Noemi Berry wrote:
I'd certainly be interested in seeing anything anyone has on fragmentation related delays going from a large MTU switched environment to a small MTU switched environment though. Overall, I've been less-than-pleased with latency when I've been transited that way.
Uh... Doctor , it hurts when I do this. Doctor: So don't do that!
Hint, it is *pretty* foolish to run mixed MTU's on switched fabric. *Most* people on ATM exchanges run with common MTU's.
Getting to my NANOG mail kinda late here....
I will say. *grin*
But WHAT are you guys talking about WRT to MTUs through an ATM switch? The MTUs almost always refer to the layer 3 and up MTUs, which the ATM switches themselves have no visibility to.
We are discussing Router ATM cards. (Layer 2/3)....
It's righter to say that most people on *any* exchange run with common MTUs.
Don't I wish.
If you're going from a "large MTU switched environment" to a "small MTU switched environment", then you must be passing through a router or some other device that understands and sets its own MTU. The ATM layer has nothing to do with that. MTU issues are independent of what layer 2 technology is used to connect the peers.
The point ? You would have a hard time setting an MTU of 4470 on ethernet... The object of the game ? If you must fragment, do it *after* transmission. (If possible) (Less WAN bandwidth than otherwise)
I know a thing or two about ATM, but not NAPs, so please correct me if my terminology is screwy and I missed something.
Try reading RFC-1626. We are talking about MTU for the IP PLCP card into the ATM fabric. FDDI to ATM to Ethernet, try it , you won't like it. PS Don't forget ATM is not the only switched fabric in town.... You will find there is a whole PDU and SDU maxsize declaration for SAR to use on AAL5 based framing. However, these are *not* the limits you want to be using..... I know non-mixed MTU's seem obvious, but some don't get it.
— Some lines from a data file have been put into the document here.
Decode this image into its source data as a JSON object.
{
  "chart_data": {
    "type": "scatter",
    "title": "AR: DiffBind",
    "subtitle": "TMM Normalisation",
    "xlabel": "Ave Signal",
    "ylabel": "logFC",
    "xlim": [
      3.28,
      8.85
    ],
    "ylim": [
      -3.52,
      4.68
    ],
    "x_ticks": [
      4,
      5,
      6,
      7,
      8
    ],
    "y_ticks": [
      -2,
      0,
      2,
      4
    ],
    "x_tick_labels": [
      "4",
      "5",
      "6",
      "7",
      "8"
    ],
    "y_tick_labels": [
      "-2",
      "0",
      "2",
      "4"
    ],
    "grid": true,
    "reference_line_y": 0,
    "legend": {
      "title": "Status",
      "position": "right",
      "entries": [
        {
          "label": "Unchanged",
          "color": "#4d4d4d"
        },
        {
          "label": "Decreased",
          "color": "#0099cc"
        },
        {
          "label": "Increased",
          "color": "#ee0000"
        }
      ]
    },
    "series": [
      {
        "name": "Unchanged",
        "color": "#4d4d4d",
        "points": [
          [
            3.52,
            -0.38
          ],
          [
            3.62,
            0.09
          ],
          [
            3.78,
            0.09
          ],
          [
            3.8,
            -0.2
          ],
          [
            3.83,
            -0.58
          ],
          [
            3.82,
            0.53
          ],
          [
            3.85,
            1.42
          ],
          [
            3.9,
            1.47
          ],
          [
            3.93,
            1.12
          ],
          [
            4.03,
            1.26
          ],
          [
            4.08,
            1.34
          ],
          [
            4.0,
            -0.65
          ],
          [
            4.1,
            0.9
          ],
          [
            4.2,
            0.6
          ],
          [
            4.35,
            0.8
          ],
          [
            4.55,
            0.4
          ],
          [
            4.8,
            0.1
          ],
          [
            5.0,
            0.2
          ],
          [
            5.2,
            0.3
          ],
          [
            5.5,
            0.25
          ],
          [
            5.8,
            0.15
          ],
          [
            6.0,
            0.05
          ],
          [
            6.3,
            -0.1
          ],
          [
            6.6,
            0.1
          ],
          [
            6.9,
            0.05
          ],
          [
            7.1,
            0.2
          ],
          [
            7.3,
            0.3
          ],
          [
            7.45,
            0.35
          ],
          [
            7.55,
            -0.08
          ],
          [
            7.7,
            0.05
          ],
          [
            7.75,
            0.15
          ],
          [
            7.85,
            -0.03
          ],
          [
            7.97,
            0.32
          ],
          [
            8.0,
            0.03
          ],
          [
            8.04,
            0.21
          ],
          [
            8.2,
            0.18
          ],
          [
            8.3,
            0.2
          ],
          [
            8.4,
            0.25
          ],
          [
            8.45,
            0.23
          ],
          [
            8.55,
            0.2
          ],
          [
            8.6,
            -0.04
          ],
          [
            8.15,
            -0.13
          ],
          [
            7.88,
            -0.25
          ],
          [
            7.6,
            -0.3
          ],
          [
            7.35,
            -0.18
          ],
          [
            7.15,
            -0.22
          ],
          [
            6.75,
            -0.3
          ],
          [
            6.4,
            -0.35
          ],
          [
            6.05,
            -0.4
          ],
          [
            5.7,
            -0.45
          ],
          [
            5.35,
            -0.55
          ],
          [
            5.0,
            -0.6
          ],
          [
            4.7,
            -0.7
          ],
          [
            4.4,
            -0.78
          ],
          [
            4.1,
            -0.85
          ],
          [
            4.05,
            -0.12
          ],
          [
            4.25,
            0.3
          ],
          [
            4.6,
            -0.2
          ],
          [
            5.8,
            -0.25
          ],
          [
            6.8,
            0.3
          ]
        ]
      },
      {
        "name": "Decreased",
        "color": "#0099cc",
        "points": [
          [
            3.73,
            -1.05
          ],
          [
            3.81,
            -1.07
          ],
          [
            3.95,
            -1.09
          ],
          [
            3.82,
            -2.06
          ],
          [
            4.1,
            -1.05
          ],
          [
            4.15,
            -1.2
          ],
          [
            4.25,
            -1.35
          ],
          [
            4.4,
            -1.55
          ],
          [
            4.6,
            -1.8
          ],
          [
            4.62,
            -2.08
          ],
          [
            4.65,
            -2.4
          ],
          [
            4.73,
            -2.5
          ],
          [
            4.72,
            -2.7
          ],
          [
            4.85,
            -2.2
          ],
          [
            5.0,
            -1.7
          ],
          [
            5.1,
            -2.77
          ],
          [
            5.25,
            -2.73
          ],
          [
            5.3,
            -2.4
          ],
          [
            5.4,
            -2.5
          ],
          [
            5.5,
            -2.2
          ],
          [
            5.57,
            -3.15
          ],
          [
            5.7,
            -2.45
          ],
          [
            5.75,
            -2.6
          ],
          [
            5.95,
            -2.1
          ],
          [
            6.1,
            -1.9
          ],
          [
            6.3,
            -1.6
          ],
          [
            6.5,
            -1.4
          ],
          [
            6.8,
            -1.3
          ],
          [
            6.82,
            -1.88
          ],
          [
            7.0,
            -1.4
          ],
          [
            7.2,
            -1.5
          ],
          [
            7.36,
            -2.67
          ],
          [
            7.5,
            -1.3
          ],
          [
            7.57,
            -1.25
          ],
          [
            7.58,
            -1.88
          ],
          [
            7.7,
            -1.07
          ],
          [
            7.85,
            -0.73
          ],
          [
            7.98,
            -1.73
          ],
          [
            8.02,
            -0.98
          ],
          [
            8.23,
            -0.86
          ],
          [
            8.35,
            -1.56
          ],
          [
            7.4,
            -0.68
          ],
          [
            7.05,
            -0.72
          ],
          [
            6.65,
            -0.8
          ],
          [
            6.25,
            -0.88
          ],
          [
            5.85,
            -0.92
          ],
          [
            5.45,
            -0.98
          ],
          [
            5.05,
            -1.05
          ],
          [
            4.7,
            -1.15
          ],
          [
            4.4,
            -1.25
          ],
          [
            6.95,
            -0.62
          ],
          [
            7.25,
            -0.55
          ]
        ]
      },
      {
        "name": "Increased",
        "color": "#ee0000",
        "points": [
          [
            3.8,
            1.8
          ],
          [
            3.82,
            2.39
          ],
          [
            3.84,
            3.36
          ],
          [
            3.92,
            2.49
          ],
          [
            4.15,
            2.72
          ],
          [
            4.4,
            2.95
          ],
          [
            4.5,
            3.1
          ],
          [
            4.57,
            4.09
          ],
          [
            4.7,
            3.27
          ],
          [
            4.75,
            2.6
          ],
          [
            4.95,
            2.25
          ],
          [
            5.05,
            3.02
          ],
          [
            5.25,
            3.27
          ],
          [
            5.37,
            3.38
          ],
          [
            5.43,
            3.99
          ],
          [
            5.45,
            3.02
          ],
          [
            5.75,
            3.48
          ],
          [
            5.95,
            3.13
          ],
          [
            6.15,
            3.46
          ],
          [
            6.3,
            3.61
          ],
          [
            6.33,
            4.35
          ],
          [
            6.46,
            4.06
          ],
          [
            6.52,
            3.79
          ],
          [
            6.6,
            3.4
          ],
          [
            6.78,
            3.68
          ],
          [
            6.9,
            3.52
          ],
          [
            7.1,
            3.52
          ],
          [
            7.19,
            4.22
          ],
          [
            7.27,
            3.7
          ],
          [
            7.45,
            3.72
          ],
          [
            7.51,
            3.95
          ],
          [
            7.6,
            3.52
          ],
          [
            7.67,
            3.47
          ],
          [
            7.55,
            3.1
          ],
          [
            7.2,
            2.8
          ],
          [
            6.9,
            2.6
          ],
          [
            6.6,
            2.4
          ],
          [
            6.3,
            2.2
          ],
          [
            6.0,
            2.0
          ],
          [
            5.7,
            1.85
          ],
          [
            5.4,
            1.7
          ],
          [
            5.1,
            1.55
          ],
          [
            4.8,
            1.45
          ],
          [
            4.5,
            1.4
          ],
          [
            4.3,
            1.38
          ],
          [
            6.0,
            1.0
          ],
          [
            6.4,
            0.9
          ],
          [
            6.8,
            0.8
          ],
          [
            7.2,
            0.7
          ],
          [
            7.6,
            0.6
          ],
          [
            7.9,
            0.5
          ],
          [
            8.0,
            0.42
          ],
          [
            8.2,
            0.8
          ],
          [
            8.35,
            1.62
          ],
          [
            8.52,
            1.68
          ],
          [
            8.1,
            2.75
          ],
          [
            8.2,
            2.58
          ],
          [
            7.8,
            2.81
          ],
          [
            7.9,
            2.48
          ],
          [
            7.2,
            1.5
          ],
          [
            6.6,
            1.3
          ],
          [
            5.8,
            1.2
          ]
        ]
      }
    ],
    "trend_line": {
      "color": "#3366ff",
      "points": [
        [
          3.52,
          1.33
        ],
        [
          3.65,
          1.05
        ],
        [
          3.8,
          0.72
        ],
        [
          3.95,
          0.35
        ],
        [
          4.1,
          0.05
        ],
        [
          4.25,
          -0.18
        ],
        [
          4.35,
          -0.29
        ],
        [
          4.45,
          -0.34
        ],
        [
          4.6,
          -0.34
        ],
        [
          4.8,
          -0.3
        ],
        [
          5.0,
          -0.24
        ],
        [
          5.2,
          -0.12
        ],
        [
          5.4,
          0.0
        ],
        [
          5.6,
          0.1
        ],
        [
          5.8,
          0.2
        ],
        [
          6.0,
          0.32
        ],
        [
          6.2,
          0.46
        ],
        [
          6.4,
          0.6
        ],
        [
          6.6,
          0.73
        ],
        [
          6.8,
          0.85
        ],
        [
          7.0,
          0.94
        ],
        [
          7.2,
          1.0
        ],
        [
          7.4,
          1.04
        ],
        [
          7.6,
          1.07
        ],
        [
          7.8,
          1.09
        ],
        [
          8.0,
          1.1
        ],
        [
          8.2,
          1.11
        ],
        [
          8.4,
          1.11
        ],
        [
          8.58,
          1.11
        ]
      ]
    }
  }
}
On the other hand, I have neighbors who have the CHI-NAP fabric declared as /24, and *cannot* be made to understand why this is bad. ;) (One Quote: Its the internet, I can do as I want! ) Sigh........ Cheers !
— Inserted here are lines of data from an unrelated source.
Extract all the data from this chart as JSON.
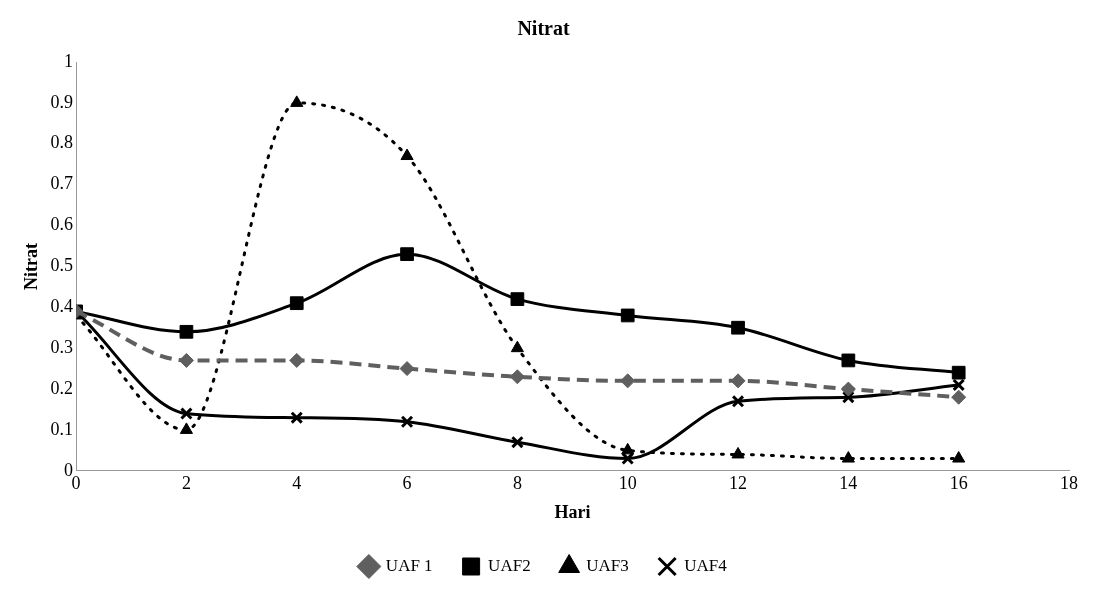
{
  "chart_data": {
    "type": "line",
    "title": "Nitrat",
    "xlabel": "Hari",
    "ylabel": "Nitrat",
    "x": [
      0,
      2,
      4,
      6,
      8,
      10,
      12,
      14,
      16
    ],
    "series": [
      {
        "name": "UAF 1",
        "color": "#5f5f5f",
        "marker": "diamond",
        "line_style": "dashed",
        "values": [
          0.39,
          0.27,
          0.27,
          0.25,
          0.23,
          0.22,
          0.22,
          0.2,
          0.18
        ]
      },
      {
        "name": "UAF2",
        "color": "#000000",
        "marker": "square",
        "line_style": "solid",
        "values": [
          0.39,
          0.34,
          0.41,
          0.53,
          0.42,
          0.38,
          0.35,
          0.27,
          0.24
        ]
      },
      {
        "name": "UAF3",
        "color": "#000000",
        "marker": "triangle",
        "line_style": "dotted",
        "values": [
          0.38,
          0.1,
          0.9,
          0.77,
          0.3,
          0.05,
          0.04,
          0.03,
          0.03
        ]
      },
      {
        "name": "UAF4",
        "color": "#000000",
        "marker": "cross",
        "line_style": "solid",
        "values": [
          0.39,
          0.14,
          0.13,
          0.12,
          0.07,
          0.03,
          0.17,
          0.18,
          0.21
        ]
      }
    ],
    "xlim": [
      0,
      18
    ],
    "xticks": [
      0,
      2,
      4,
      6,
      8,
      10,
      12,
      14,
      16,
      18
    ],
    "ylim": [
      0,
      1
    ],
    "yticks": [
      0,
      0.1,
      0.2,
      0.3,
      0.4,
      0.5,
      0.6,
      0.7,
      0.8,
      0.9,
      1
    ],
    "grid": false,
    "legend": "bottom"
  }
}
thanks, noemi -- Noemi Berry Network Operations Covad Communications
p.s. (all that said, it's not *entirely* true that the ATM layer has no visibility to the higher-layer MTUs: early- and partial- packet discard peeks into the ATM cells to see the start and end of AAL5 frames that encapsulate layer 3 packets, but it does no fragmentation nor otherwise manipulate the layer 3 packet).